At Oxford University, he was Tutor to MPhil students and an Associate Fellow of Queen Elizabeth House, from 1986 to 1987, and a fellow of Corpus Christi College from 1994 to 2000. He has been a Fellow of Mansfield College since 2001.

=== Activism ===

Throughout the 1980s, Flather worked with dissident movements in Central Europe and race equality groups in the UK. In 1985, at that time serving as Trustee of the Jan Hus Educational Foundation, he was arrested and expelled for smuggling books and giving underground lectures in Czechoslovakia. Among many other, prominent intellectuals such as Jacques Derrida, Jürgen Habermas, Charles Taylor, Ernst Tugendhat, Thomas Nagel, and Ernest Gellner, Flather was working with the Foundation to support academic dissidents and promote links between academics in Britain and Czechoslovakia. In 1998, he was awarded a Commemorative Medal by Václav Havel, then President of the new Czech Republic. Flather speaks of his experience during this time here, while discussing restoring scholarship and academic from in Czech and Slovak nations.

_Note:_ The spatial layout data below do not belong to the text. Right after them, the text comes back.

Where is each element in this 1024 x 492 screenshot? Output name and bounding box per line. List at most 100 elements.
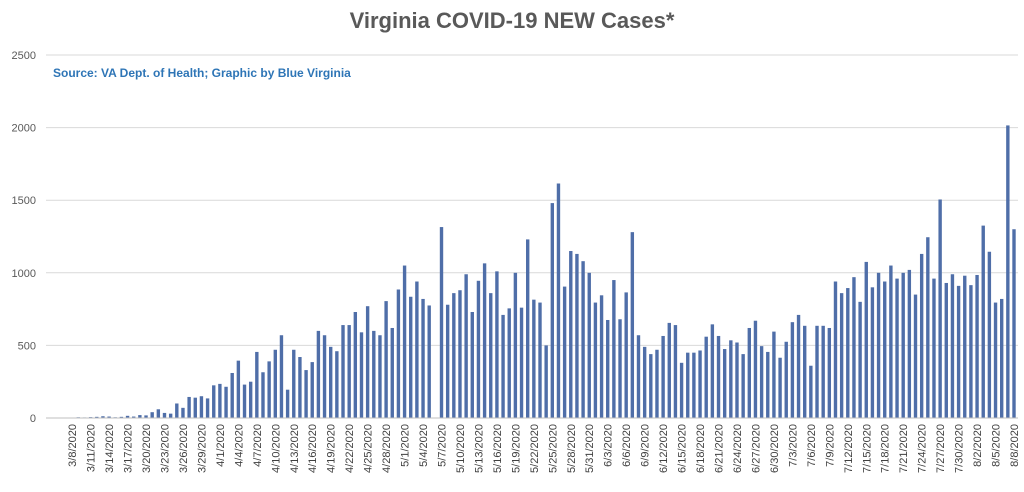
x-tick-label: 5/10/2020 [455, 424, 467, 473]
bar [445, 304, 450, 418]
y-tick-label: 0 [30, 413, 36, 425]
x-tick-label: 5/19/2020 [510, 424, 522, 473]
bar [661, 335, 665, 418]
bar [876, 272, 881, 418]
bar [606, 319, 610, 418]
bar [470, 312, 474, 418]
bar [587, 272, 591, 418]
bar [766, 351, 770, 418]
bar [1000, 298, 1004, 418]
bar [790, 322, 795, 418]
x-tick-label: 8/8/2020 [1009, 424, 1021, 467]
x-tick-label: 7/18/2020 [880, 424, 892, 473]
bar [889, 265, 893, 418]
bar [919, 253, 924, 418]
x-tick-label: 4/22/2020 [344, 424, 356, 473]
bar [329, 346, 333, 418]
x-tick-label: 4/19/2020 [326, 424, 338, 473]
x-tick-label: 8/2/2020 [972, 424, 984, 467]
x-tick-label: 3/20/2020 [141, 424, 153, 473]
x-tick-label: 3/11/2020 [86, 424, 98, 472]
bar [335, 351, 339, 418]
x-tick-label: 6/9/2020 [640, 424, 652, 467]
bar [347, 325, 351, 418]
axes: 0 500 1000 1500 2000 2500 3/8/2020 3/11/2020 3/1… [12, 50, 1021, 473]
bar [409, 296, 413, 418]
x-tick-label: 7/24/2020 [917, 424, 929, 473]
x-tick-label: 7/12/2020 [843, 424, 855, 473]
bar [913, 294, 918, 418]
bar [181, 407, 185, 418]
bar [575, 253, 579, 418]
bar [285, 389, 290, 418]
bar [821, 325, 825, 418]
bar [944, 282, 948, 418]
bar [205, 398, 210, 418]
bar [950, 274, 955, 418]
bar [673, 325, 678, 418]
bar [796, 314, 801, 418]
bar [679, 362, 684, 418]
x-tick-label: 4/13/2020 [289, 424, 301, 473]
bar [353, 312, 358, 418]
bar [809, 365, 813, 418]
bar [883, 281, 887, 418]
bar [439, 227, 444, 418]
bar [452, 293, 456, 418]
bar [212, 385, 216, 418]
bar [827, 327, 832, 418]
bar [95, 416, 99, 418]
bar [292, 349, 296, 418]
bar [581, 261, 585, 418]
bar [704, 336, 708, 418]
x-tick-label: 3/23/2020 [160, 424, 172, 473]
bar [341, 325, 345, 418]
bar [932, 278, 936, 418]
bar [538, 302, 542, 418]
x-tick-label: 6/6/2020 [621, 424, 633, 467]
bar [310, 362, 314, 418]
x-tick-label: 3/17/2020 [123, 424, 135, 473]
chart-title: Virginia COVID-19 NEW Cases* [349, 8, 675, 33]
bar [255, 351, 259, 418]
bar [224, 386, 228, 418]
bar [495, 271, 499, 418]
x-tick-label: 6/3/2020 [603, 424, 615, 467]
bar [421, 298, 425, 418]
bar [784, 341, 788, 418]
bar [636, 335, 641, 418]
bar [359, 332, 364, 418]
bar [519, 307, 524, 418]
bar [839, 293, 844, 418]
bar [476, 280, 481, 418]
x-tick-label: 5/1/2020 [400, 424, 412, 467]
x-tick-label: 4/1/2020 [215, 424, 227, 467]
bar [642, 346, 647, 418]
x-tick-label: 7/6/2020 [806, 424, 818, 467]
bar [907, 269, 912, 418]
bar [464, 274, 468, 418]
x-tick-label: 7/27/2020 [935, 424, 947, 473]
bar [273, 349, 277, 418]
bar [846, 288, 850, 418]
x-tick-label: 3/8/2020 [67, 424, 79, 467]
bar [236, 360, 241, 418]
bar [569, 251, 573, 418]
x-tick-label: 6/30/2020 [769, 424, 781, 473]
bar [489, 293, 493, 418]
bar [864, 261, 868, 418]
bar [993, 302, 998, 418]
bar [624, 292, 628, 418]
x-tick-label: 6/15/2020 [677, 424, 689, 473]
bar [803, 325, 807, 418]
bar [772, 331, 776, 418]
y-tick-label: 500 [18, 340, 36, 352]
bar [963, 275, 967, 418]
x-tick-label: 7/9/2020 [824, 424, 836, 467]
bar [279, 335, 284, 418]
bar [532, 299, 536, 418]
bar [550, 203, 555, 418]
bar [230, 372, 234, 418]
x-tick-label: 6/18/2020 [695, 424, 707, 473]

Flather also chairs the Noon Educational Foundation supporting Pakistani scholars to study at top UK universities, is on the editorial board of RoundTable journal, serves as chair of the British Organisation of People of Indian Origin, and remains involved with charities, civic bodies and race bodies.

== Talks, Lectures, Broadcasts ==

- Advisor, Global Sustainability Film Awards (16-20 November 2020).
- Convener, Estorii Political Forum 2020. Speaker in 'Europaeum Special Debate: Is Democracy in the 21st Century Beginning to Fail?' (October 2020).
- Voices from Oxford, Mansfield College, Brexit and Science Talk to Ewha Woman's University (2017)
- T-talks, The Optimist’s Guide to Brexit (2017)
- Noon Foundation, Dr Flather on Sir Ganga Ram (2017)
- Chaired conference held in Centre for Contemporary Art, Prague: Václav Havel European Dialogues – Prague Annual Conference 2015 (2015)
- European Commission, Visit of Paul Flather, Secretary General of the Europaeum, to the EC (2014)
- Parliament UK, Foreign Affairs Committee, Written evidence from Dr Paul Flather (2012)
- Closing discussant on European Studies Centre (St. Antony's College) series on Democracy in East/Central Europe, with Professor Jacques Rupnik (Science-Po) (2010)
- Interview, Radio Praha – Delhi, Oxford, Prague – the three homes of Paul Flather (2008).
- Lecturer on Identity and Britishness Bennington College, Vermont USA (2008).
- Lectures series on Corruption and How to Fight it at University of Lima, Peru – to be collected into a volume (2004).
- Keynote lecture on Globalisation and Higher Education to the COIMBRA Rectors Conference and national assembly, Salamanca University and at British Council New Delhi (1998).

== Awards ==
Flather received an Honorary Silver Medal of Jan Masaryk at the Czech Republic Ambassador's residence in London in November 2019.